La Cour d’appel de Paris, dans un arrêt du 21 juin 2012, a été saisie d’un litige relatif à un licenciement pour motif économique. Une salariée, en arrêt de travail pour maladie au moment de l’ouverture d’une procédure collective, contestait la régularité du plan de sauvegarde de l’emploi et la validité de son licenciement. Elle invoquait notamment une discrimination liée à son état de santé et l’absence de cause réelle et sérieuse. Le conseil de prud’hommes avait jugé le licenciement dépourvu de cause réelle et sérieuse. La Cour d’appel, statuant sur l’appel de la salariée, a réformé cette décision sur ce point. Elle a en revanche retenu une violation de l’obligation de priorité de réembauchage par l’employeur. La question se pose de savoir comment la cour a apprécié la licéité du licenciement économique et les obligations qui en découlent. L’arrêt écarte le caractère discriminatoire de la procédure et valide le motif économique, tout en sanctionnant strictement le manquement à la priorité de réembauchage.
**La validation exigeante des conditions du licenciement économique**
La cour opère un contrôle rigoureux des conditions de fond et de forme du licenciement. Elle valide d’abord la réalité du motif économique en adoptant une appréciation large de la notion de réorganisation. La lettre de licenciement invoquait “la réorganisation et le redéploiement de ses activités, en vue de sauvegarder sa compétitivité”. La cour estime que “la réorganisation, si elle n’est pas justifiée par des difficultés économiques ou par des mutations technologiques, doit être indispensable à la sauvegarde de la compétitivité de l’entreprise ou du secteur d’activité du groupe auquel elle appartient”. Elle constate que le rétrécissement du périmètre d’intervention et la stagnation de l’activé justifiaient le redéploiement des fonctions supports. Le licenciement est ainsi fondé sur “un motif réel et sérieux”. La cour écarte ensuite le grief de discrimination lié à l’état de santé. Elle relève que la salariée “a bénéficié, à l’instar des autres salariés, de deux propositions de reclassement”. L’absence de communication individuelle du plan durant son arrêt maladie ne constitue pas une rupture d’égalité. Enfin, la régularité formelle du plan de sauvegarde de l’emploi est établie. La cour retient que la délégation du personnel a été “régulièrement informée et consultée” et que le plan prévoyait des mesures effectives de reclassement. Cette analyse consolide la sécurité juridique des procédures collectives menées durant des absences prolongées.

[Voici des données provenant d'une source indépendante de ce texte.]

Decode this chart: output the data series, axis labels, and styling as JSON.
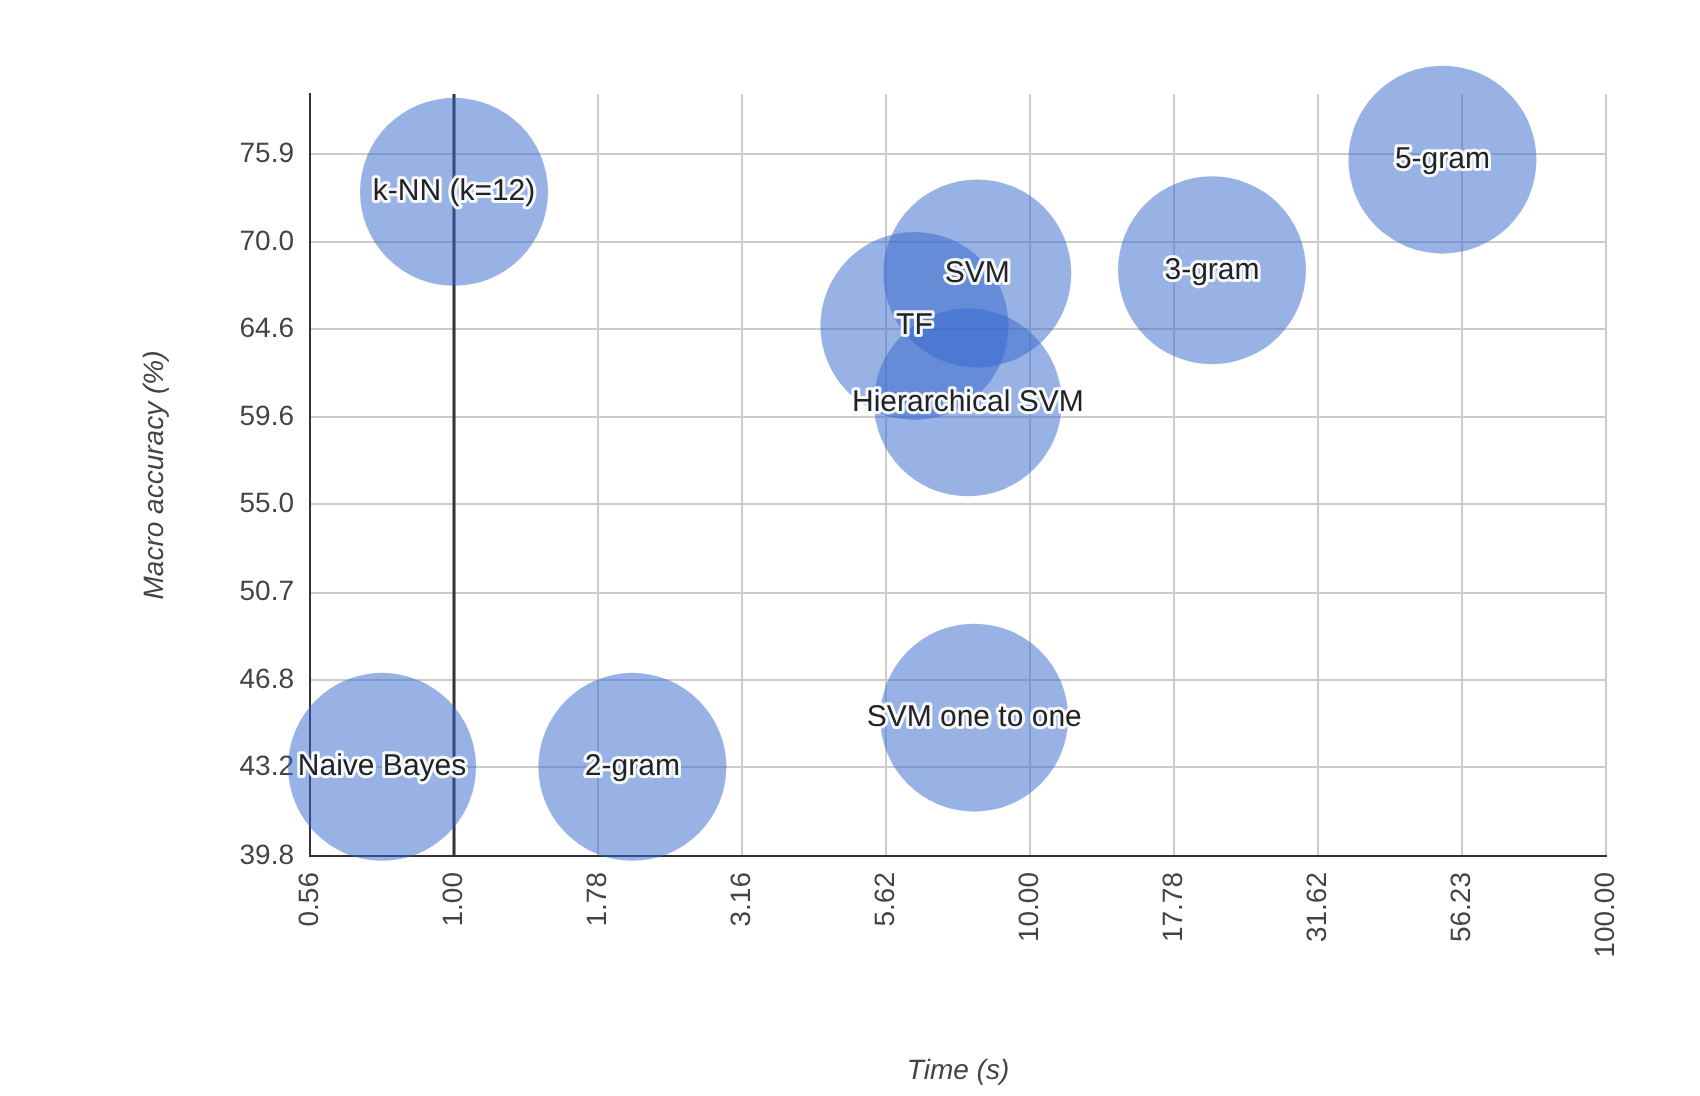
{
  "chart_data": {
    "type": "bubble",
    "xlabel": "Time (s)",
    "ylabel": "Macro accuracy (%)",
    "log": "xy",
    "grid": true,
    "legend": false,
    "xlim": [
      0.5623,
      100
    ],
    "xticks": [
      {
        "value": 0.5623,
        "label": "0.56"
      },
      {
        "value": 1,
        "label": "1.00"
      },
      {
        "value": 1.778,
        "label": "1.78"
      },
      {
        "value": 3.162,
        "label": "3.16"
      },
      {
        "value": 5.623,
        "label": "5.62"
      },
      {
        "value": 10,
        "label": "10.00"
      },
      17.78,
      31.62,
      56.23,
      {
        "value": 100,
        "label": "100.00"
      }
    ],
    "ylim": [
      39.8,
      80.2
    ],
    "yticks": [
      39.8,
      43.2,
      46.8,
      50.7,
      {
        "value": 55,
        "label": "55.0"
      },
      59.6,
      64.6,
      {
        "value": 70,
        "label": "70.0"
      },
      75.9
    ],
    "ref_lines": [
      {
        "axis": "x",
        "value": 1,
        "color": "#333333"
      }
    ],
    "series": [
      {
        "name": "k-NN (k=12)",
        "color": "#3366cc",
        "x": [
          1.0
        ],
        "values": [
          73.3
        ],
        "sizes": [
          1
        ]
      },
      {
        "name": "Naive Bayes",
        "color": "#3366cc",
        "x": [
          0.75
        ],
        "values": [
          43.2
        ],
        "sizes": [
          1
        ]
      },
      {
        "name": "2-gram",
        "color": "#3366cc",
        "x": [
          2.04
        ],
        "values": [
          43.2
        ],
        "sizes": [
          1
        ]
      },
      {
        "name": "SVM",
        "color": "#3366cc",
        "x": [
          8.1
        ],
        "values": [
          68.0
        ],
        "sizes": [
          1
        ]
      },
      {
        "name": "TF",
        "color": "#3366cc",
        "x": [
          6.3
        ],
        "values": [
          64.8
        ],
        "sizes": [
          1
        ]
      },
      {
        "name": "Hierarchical SVM",
        "color": "#3366cc",
        "x": [
          7.8
        ],
        "values": [
          60.4
        ],
        "sizes": [
          1
        ]
      },
      {
        "name": "SVM one to one",
        "color": "#3366cc",
        "x": [
          8.0
        ],
        "values": [
          45.2
        ],
        "sizes": [
          1
        ]
      },
      {
        "name": "3-gram",
        "color": "#3366cc",
        "x": [
          20.7
        ],
        "values": [
          68.2
        ],
        "sizes": [
          1
        ]
      },
      {
        "name": "5-gram",
        "color": "#3366cc",
        "x": [
          52.0
        ],
        "values": [
          75.5
        ],
        "sizes": [
          1
        ]
      }
    ]
  }
}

**La sanction distincte des obligations annexes à la rupture**
L’arrêt distingue nettement la validité du licenciement du respect des obligations qui lui sont corrélatives. Il sanctionne ainsi sévèrement le manquement à l’obligation de priorité de réembauchage. La salariée avait fait valoir ce droit auprès de la société mère du groupe. La cour note que le licenciement était notifié sur un papier à en-tête de cette société et que celle-ci “ne soutient pas ne pas avoir procédé à aucune embauche”. Elle en déduit la violation de l’obligation et condamne l’employeur à payer une indemnité. Cette solution affirme le caractère effectif de ce droit, étendu au groupe. En revanche, la cour rejette les autres demandes indemnitaires de la salariée. Elle considère que les offres de reclassement étaient “écrites, précises, concrètes, personnalisées” et conformes à la loi. Elle estime aussi que les règles sur l’ordre des licenciements “n’avaient pas lieu à s’appliquer” car tous les postes de l’activité support étaient supprimés. Enfin, elle déboute la salariée de sa demande de dommages-intérêts pour préjudice moral distinct, faute de preuve d’un “comportement fautif de l’employeur”. Cette dissociation permet de protéger les droits du salarié sans remettre en cause une rupture par ailleurs régulière.